Bush ‘taken aback’ by reported threat

WASHINGTON – President Bush said Friday that if a U.S. official tried to strong-arm Pakistan into fighting the war on terror after the Sept. 11 attacks, he didn’t know about it.

Standing beside Pakistani President Pervez Musharraf, Bush brushed off any idea of disagreement, praising Musharraf for pursuing terrorists, including Osama bin Laden.

“We’re on the hunt together,” Bush said after an Oval Office meeting with the general who is leader of the world’s second-largest Islamic nation.

Musharraf has contended that after the Sept. 11 attacks, then-Deputy Secretary of State Richard Armitage told Pakistan’s intelligence director that the United States would bomb the country if it didn’t become a partner in the war against terrorism.

“The intelligence director told me that (Armitage) said, “Be prepared to go back to the Stone Age,’” Musharraf told CBS’ “60 Minutes” in a report to air on Sunday.

The president said he first learned of the purported conversation from news reports. “I just don’t know about it,” he said. “I guess I was taken aback by the harshness of the words.”

Musharraf declined to comment further, citing a book deal.

“Buy the book,” Bush quipped.

Armitage said he never threatened a military strike but did tell Pakistan firmly that “you are either for us or against us.”

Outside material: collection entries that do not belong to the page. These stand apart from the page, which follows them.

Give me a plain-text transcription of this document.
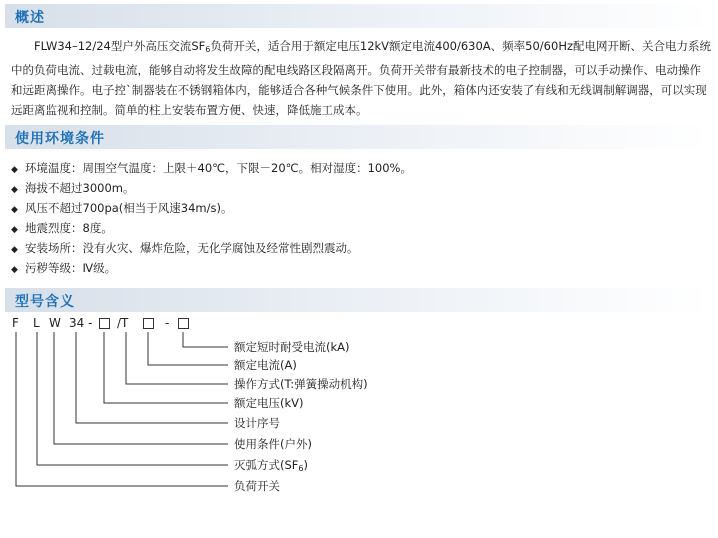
概述

FLW34–12/24型户外高压交流$SF_6$负荷开关，适合用于额定电压12kV额定电流400/630A、频率50/60Hz配电网开断、关合电力系统中的负荷电流、过载电流，能够自动将发生故障的配电线路区段隔离开。负荷开关带有最新技术的电子控制器，可以手动操作、电动操作和远距离操作。电子控`制器装在不锈钢箱体内，能够适合各种气候条件下使用。此外，箱体内还安装了有线和无线调制解调器，可以实现远距离监视和控制。简单的柱上安装布置方便、快速，降低施工成本。

使用环境条件
◆ 环境温度：周围空气温度：上限＋40℃，下限－20℃。相对湿度：100%。
◆ 海拔不超过3000m。
◆ 风压不超过700pa(相当于风速34m/s)。
◆ 地震烈度：8度。
◆ 安装场所：没有火灾、爆炸危险，无化学腐蚀及经常性剧烈震动。
◆ 污秽等级：Ⅳ级。
型号含义
F L W 34 - /T	-
额定短时耐受电流(kA)
额定电流(A)
操作方式(T:弹簧操动机构)
额定电压(kV)
设计序号
使用条件(户外)
灭弧方式$(SF_6)$
负荷开关
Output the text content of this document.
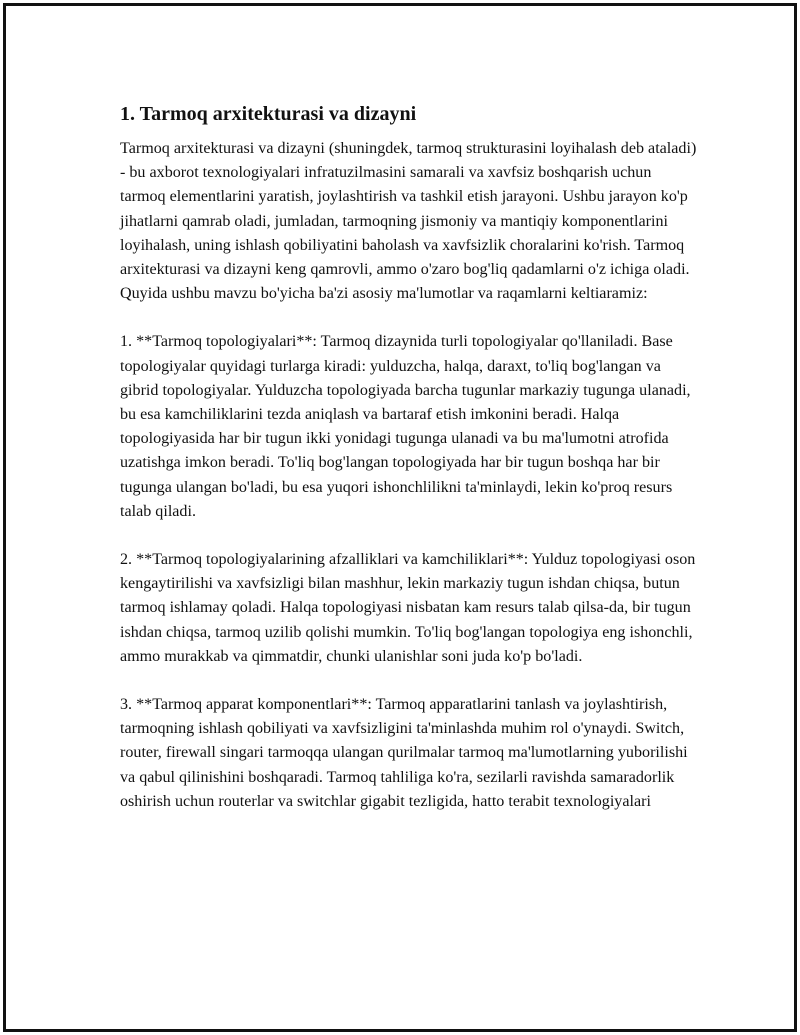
1. Tarmoq arxitekturasi va dizayni

Tarmoq arxitekturasi va dizayni (shuningdek, tarmoq strukturasini loyihalash deb ataladi) - bu axborot texnologiyalari infratuzilmasini samarali va xavfsiz boshqarish uchun tarmoq elementlarini yaratish, joylashtirish va tashkil etish jarayoni. Ushbu jarayon ko'p jihatlarni qamrab oladi, jumladan, tarmoqning jismoniy va mantiqiy komponentlarini loyihalash, uning ishlash qobiliyatini baholash va xavfsizlik choralarini ko'rish. Tarmoq arxitekturasi va dizayni keng qamrovli, ammo o'zaro bog'liq qadamlarni o'z ichiga oladi. Quyida ushbu mavzu bo'yicha ba'zi asosiy ma'lumotlar va raqamlarni keltiaramiz:

1. **Tarmoq topologiyalari**: Tarmoq dizaynida turli topologiyalar qo'llaniladi. Base topologiyalar quyidagi turlarga kiradi: yulduzcha, halqa, daraxt, to'liq bog'langan va gibrid topologiyalar. Yulduzcha topologiyada barcha tugunlar markaziy tugunga ulanadi, bu esa kamchiliklarini tezda aniqlash va bartaraf etish imkonini beradi. Halqa topologiyasida har bir tugun ikki yonidagi tugunga ulanadi va bu ma'lumotni atrofida uzatishga imkon beradi. To'liq bog'langan topologiyada har bir tugun boshqa har bir tugunga ulangan bo'ladi, bu esa yuqori ishonchlilikni ta'minlaydi, lekin ko'proq resurs talab qiladi.

2. **Tarmoq topologiyalarining afzalliklari va kamchiliklari**: Yulduz topologiyasi oson kengaytirilishi va xavfsizligi bilan mashhur, lekin markaziy tugun ishdan chiqsa, butun tarmoq ishlamay qoladi. Halqa topologiyasi nisbatan kam resurs talab qilsa-da, bir tugun ishdan chiqsa, tarmoq uzilib qolishi mumkin. To'liq bog'langan topologiya eng ishonchli, ammo murakkab va qimmatdir, chunki ulanishlar soni juda ko'p bo'ladi.

3. **Tarmoq apparat komponentlari**: Tarmoq apparatlarini tanlash va joylashtirish, tarmoqning ishlash qobiliyati va xavfsizligini ta'minlashda muhim rol o'ynaydi. Switch, router, firewall singari tarmoqqa ulangan qurilmalar tarmoq ma'lumotlarning yuborilishi va qabul qilinishini boshqaradi. Tarmoq tahliliga ko'ra, sezilarli ravishda samaradorlik oshirish uchun routerlar va switchlar gigabit tezligida, hatto terabit texnologiyalari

Armitage, who met with Musharraf on Thursday, said concerning the bombing quote: “I was not authorized to say something like that. I did not say it.”

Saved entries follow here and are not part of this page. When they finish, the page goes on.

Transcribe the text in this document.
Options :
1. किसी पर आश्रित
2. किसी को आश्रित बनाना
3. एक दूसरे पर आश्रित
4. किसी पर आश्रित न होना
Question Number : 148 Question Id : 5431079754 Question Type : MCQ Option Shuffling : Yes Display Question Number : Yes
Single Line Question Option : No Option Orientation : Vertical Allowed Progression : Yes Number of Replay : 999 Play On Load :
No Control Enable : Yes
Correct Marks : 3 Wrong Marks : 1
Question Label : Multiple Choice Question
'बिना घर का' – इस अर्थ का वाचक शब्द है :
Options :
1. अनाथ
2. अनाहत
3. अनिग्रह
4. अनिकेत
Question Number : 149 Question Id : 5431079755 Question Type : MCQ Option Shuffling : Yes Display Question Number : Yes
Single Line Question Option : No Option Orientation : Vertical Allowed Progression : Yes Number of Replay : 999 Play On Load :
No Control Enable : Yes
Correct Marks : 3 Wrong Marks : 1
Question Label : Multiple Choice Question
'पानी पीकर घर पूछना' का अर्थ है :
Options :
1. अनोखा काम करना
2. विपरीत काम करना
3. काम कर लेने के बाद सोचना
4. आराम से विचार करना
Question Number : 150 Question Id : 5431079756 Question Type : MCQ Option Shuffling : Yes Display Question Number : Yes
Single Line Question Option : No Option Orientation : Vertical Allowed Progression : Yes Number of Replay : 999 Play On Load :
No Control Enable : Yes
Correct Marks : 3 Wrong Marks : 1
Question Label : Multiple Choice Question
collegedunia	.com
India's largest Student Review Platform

In Pakistan, Ameer ul-Azeem, a spokesman for the hard-line opposition Islamic coalition Mutahida Majlis-e-Amal, said Musharraf’s contention would anger Pakistani people who have long believed that they were forced “at gunpoint” into supporting the war on terror.

The Pakistani president later told students at The George Washington University that Pakistan “joined the war not so much for the world but for ourselves.”

He described his government as moderate and progressive and said, “I am the greatest believer in democracy.” Musharraf seized power in a 1999 coup.

Human rights activists are asking Bush to press Musharraf to restore civilian rule in Pakistan, end discrimination against women and stop using torture and arbitrary detention in counterterrorism operations.

Bush is playing the role of middle man between Pakistan and Afghanistan – two U.S. allies in the war on terror who accuse each other of not doing enough to crack down on extremism. Bush will follow his meeting with Musharraf with one next Tuesday with Afghan President Hamid Karzai. Then the three will have a sit-down and working dinner at the White House on Wednesday.